The Cost of Parents Who Won’t Apply for Financial Aid

It’s a heartbreaking scenario: A high school student with good grades and a strong desire to attend college can’t afford to go because a parent is too afraid to apply for financial aid.
As Adolfo Guzman-Lopez writes for KPCC, a Los Angeles student at Downtown Magnets High School is in this exact situation. The student told her college counselor that her parents are afraid signing the Free Application for Federal Student Aid (FAFSA) will interfere with their green card application. Although the student is a legal U.S. citizen, the parents are from the Philippines and “they’re afraid that if she applies for financial aid it will somehow cause a problem with their application and I tried to convince them that that was not true,” says Lynda McGee, the counselor at Downtown Magnets.

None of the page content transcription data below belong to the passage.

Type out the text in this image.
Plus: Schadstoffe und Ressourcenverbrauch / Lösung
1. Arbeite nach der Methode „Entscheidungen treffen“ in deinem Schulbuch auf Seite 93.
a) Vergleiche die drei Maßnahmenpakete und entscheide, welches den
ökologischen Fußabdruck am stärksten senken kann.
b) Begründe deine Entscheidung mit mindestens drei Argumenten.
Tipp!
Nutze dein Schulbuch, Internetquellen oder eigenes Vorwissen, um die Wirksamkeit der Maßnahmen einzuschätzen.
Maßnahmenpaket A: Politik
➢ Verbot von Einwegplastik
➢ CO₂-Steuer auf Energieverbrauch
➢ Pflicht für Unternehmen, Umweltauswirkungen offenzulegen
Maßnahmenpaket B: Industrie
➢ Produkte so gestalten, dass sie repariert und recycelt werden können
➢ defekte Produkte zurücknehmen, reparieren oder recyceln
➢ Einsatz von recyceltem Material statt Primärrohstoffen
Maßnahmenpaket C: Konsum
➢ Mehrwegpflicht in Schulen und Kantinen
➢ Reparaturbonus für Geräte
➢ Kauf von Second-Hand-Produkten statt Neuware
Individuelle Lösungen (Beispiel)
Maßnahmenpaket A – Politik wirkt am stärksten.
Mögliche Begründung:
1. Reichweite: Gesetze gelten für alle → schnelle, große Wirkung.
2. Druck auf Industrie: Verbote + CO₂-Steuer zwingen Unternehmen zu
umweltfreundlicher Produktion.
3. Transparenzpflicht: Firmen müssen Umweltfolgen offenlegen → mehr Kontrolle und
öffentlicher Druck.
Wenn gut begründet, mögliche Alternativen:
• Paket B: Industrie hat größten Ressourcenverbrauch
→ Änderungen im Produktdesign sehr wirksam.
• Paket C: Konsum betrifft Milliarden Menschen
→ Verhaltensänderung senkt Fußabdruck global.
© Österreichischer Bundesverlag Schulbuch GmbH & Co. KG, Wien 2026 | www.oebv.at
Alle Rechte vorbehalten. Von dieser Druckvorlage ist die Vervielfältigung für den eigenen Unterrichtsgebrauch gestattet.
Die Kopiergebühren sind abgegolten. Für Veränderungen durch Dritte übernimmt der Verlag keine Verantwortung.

Justin Draeger, president of the National Association of Student Financial Aid Administrators, says about 5 percent of seniors who want to go to college but can’t afford it without a FAFSA, find themselves stuck when their parents won’t sign the form.
In a climate increasingly hostile toward immigrants, and no clear path to a clean DACA program, it’s easy to understand the fear and apprehension many of these parents feel. But the although the U.S. Department of Education collects the information, it doesn’t pass it along to immigrations authorities.
For now, it looks like a losing battle for children whose parents refuse to provide a FAFSA for their kids. Financial aid experts say that although the system leaves some kids vulnerable, it remains the only fair way to judge who needs financial assistance.